Here's a little program to take a number of captures I want, then builds a string long enough to match that and a pattern with that number of captures (check out that use of the v5.36 builtin::ceil):

#!perl

use v5.36;
use experimental qw(builtin);
use builtin qw(ceil);

my $n = shift;
say "N is $n";

my $alpha = join '', 'a' .. 'z';
my $multiple = ceil($n / 26);
my $text = $alpha x ($multiple + 1);

my $n_mod_26 = $n % 26;
my $expected_letter = substr $alpha, $n_mod_26 - 1, 1;

my $pattern_text = '(.)' x $n;
my $pattern = qr/$pattern_text/;

my $result = $text =~ $pattern;
say $result ? "Matched" : 'Did not match';

no strict 'refs';
my $matched = do { no strict 'refs'; ${"$n"} };
print "Matched <$matched>; expected <$expected_letter>\n";

When I run this for varying lengths, I eventually get the shell to give up:

brian@M1-Mini Desktop % for i in 1 3 7 50 500 5000 70000 900000 3000000 40000000 1234567890; do echo '----' && time perl test.pl $i; done
----
N is 1
Matched
Matched <a>; expected <a>
perl test.pl $i  0.02s user 0.01s system 67% cpu 0.047 total
----
N is 3
Matched
Matched <c>; expected <c>
perl test.pl $i  0.01s user 0.00s system 91% cpu 0.014 total
----
N is 7
Matched
Matched <g>; expected <g>
perl test.pl $i  0.01s user 0.00s system 92% cpu 0.011 total
----
N is 50
Matched
Matched <x>; expected <x>
perl test.pl $i  0.01s user 0.00s system 92% cpu 0.010 total
----
N is 500
Matched
Matched <f>; expected <f>
perl test.pl $i  0.01s user 0.00s system 92% cpu 0.008 total
----
N is 5000
Matched
Matched <h>; expected <h>
perl test.pl $i  0.01s user 0.00s system 93% cpu 0.008 total
----
N is 70000
Matched
Matched <h>; expected <h>
perl test.pl $i  0.02s user 0.00s system 97% cpu 0.022 total
----
N is 900000
Matched
Matched <j>; expected <j>
perl test.pl $i  0.20s user 0.02s system 97% cpu 0.229 total
----
N is 3000000
Matched
Matched <p>; expected <p>
perl test.pl $i  0.69s user 0.06s system 95% cpu 0.786 total
----
N is 40000000
Matched
Matched <n>; expected <n>
perl test.pl $i  9.32s user 1.08s system 91% cpu 11.402 total
----
N is 1234567890
zsh: killed     perl test.pl $i
perl test.pl $i  127.80s user 6.17s system 83% cpu 2:39.69 total

My machine gives up with 1,234,567,890 groups.
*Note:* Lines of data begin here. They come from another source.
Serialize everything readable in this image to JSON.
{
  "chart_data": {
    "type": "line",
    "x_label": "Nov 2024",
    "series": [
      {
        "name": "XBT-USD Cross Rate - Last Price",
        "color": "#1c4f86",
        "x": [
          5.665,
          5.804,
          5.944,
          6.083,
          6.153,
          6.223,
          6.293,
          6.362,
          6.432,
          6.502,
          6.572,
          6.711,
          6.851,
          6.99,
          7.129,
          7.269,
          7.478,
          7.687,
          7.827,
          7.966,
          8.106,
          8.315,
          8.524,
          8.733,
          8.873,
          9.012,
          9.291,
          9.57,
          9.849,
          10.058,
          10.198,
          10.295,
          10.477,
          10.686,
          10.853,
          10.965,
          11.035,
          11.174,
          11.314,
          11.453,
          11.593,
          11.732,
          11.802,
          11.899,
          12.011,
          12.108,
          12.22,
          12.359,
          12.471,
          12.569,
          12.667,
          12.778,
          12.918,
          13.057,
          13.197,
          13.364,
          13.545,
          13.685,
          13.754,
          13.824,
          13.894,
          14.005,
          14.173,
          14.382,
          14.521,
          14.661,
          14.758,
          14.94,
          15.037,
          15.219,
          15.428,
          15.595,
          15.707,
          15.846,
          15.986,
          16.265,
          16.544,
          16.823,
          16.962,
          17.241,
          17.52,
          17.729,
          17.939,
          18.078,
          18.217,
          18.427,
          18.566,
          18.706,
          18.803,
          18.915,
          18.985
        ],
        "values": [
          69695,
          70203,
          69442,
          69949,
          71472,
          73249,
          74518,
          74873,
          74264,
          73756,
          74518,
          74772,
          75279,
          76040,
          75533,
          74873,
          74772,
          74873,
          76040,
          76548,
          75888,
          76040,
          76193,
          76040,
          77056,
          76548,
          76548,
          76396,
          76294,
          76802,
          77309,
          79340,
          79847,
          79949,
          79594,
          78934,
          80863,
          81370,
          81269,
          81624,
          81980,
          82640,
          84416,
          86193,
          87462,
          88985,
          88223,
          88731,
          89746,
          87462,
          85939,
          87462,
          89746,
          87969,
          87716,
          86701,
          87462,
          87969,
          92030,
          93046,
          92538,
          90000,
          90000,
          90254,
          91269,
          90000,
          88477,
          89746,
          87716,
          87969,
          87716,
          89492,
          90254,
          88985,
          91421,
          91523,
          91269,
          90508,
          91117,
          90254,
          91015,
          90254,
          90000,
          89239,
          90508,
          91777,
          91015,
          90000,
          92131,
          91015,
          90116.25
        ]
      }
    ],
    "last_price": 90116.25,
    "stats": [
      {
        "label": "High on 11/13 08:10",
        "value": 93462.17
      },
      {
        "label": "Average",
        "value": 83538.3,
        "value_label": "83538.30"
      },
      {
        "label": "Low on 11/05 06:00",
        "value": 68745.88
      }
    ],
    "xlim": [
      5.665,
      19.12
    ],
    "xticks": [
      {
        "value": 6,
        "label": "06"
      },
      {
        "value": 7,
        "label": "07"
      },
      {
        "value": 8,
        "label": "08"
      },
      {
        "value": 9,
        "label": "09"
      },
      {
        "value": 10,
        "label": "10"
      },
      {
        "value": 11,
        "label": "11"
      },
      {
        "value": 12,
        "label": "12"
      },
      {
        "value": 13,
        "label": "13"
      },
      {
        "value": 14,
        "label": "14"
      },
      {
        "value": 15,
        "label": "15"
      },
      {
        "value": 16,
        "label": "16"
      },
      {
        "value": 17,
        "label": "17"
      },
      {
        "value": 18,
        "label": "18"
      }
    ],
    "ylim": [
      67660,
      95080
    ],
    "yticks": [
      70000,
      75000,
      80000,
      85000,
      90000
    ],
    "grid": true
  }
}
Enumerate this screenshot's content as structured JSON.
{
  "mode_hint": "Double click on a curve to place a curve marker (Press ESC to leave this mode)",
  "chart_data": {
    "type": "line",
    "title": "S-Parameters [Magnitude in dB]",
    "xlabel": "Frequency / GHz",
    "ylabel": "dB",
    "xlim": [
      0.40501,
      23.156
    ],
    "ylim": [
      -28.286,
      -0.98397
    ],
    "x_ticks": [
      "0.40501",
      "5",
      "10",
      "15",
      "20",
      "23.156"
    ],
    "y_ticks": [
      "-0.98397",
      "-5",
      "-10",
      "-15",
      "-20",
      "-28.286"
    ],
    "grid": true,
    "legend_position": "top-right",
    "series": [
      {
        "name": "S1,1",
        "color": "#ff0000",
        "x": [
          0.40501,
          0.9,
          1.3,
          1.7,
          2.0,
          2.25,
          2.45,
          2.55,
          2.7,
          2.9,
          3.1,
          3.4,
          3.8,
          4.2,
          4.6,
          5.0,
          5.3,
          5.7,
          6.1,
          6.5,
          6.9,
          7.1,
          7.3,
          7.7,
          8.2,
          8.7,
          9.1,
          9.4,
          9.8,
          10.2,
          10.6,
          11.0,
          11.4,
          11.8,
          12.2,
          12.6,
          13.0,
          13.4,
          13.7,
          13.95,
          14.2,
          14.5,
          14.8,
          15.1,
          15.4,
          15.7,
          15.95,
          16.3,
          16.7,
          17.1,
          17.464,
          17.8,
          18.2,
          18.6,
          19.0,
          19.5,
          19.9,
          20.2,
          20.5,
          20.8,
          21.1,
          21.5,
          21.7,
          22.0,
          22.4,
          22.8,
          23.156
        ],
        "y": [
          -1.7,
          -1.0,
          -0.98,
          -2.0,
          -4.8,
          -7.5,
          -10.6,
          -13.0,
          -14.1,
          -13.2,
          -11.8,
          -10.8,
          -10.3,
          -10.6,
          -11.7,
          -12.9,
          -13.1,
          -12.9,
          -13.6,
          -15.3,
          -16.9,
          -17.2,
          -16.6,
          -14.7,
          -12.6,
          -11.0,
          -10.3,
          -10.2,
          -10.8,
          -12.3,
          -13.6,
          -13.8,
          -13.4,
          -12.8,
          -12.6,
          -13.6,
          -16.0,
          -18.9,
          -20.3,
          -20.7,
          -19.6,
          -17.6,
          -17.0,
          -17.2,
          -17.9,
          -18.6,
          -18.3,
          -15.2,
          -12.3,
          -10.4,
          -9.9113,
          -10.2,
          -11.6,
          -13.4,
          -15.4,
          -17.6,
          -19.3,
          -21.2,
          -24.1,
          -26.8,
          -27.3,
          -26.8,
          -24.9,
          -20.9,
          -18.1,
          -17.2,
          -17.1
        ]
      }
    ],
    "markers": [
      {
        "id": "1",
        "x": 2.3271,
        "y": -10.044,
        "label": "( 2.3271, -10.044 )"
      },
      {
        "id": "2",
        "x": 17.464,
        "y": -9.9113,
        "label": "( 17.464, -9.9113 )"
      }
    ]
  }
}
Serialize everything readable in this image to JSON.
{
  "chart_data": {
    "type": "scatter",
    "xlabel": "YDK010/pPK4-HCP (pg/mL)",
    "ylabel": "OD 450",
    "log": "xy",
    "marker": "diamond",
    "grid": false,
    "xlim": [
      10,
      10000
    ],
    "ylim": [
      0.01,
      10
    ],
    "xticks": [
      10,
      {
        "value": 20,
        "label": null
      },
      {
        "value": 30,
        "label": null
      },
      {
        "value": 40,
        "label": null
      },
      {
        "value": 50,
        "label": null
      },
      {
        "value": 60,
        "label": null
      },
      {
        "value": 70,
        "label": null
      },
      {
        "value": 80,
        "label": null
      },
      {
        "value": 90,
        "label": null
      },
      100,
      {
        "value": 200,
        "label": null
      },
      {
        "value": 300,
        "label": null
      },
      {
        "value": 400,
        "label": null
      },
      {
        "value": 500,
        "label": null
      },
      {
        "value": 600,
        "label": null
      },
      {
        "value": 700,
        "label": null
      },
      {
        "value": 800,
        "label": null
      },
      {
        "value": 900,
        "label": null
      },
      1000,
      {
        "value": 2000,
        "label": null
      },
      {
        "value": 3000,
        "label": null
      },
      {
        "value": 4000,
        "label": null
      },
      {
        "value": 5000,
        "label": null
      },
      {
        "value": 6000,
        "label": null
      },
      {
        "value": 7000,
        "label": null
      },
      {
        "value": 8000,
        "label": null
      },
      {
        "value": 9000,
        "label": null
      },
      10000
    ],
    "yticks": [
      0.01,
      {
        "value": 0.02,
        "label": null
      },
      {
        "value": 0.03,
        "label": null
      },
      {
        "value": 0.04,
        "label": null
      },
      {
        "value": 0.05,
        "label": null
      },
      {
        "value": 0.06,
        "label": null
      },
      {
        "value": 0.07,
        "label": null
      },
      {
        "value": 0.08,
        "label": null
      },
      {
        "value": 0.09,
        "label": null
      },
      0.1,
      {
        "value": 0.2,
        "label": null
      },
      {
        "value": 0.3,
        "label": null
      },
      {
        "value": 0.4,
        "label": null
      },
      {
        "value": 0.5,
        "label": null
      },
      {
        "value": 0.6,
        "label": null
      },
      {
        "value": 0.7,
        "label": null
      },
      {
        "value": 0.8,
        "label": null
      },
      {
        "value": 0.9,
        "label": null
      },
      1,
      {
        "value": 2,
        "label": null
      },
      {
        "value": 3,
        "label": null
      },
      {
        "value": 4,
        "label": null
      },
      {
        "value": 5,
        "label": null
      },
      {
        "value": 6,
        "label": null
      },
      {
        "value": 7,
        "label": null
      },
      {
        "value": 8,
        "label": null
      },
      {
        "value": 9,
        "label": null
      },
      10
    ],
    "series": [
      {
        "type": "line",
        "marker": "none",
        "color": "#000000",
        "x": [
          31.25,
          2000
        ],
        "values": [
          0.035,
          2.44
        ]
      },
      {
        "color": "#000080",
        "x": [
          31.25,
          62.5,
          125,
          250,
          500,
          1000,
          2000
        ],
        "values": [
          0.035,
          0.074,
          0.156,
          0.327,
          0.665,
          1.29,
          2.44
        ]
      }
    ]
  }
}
That might have nothing to do with the number of groups; maybe something else in perl decided it was unhappy, or maybe the program went past some process resource limit. Your own machine may give up at a different point (or not give up at all). I have no idea what killed it, and I don't really care because even if I knew, I'm not going to do anything to fix that.

But, can I find the maximum number? It's somewhere around 389,000,000 captures. It's not a set number that I can consistently predict and probably depends on other, unrelated things going on at the same time.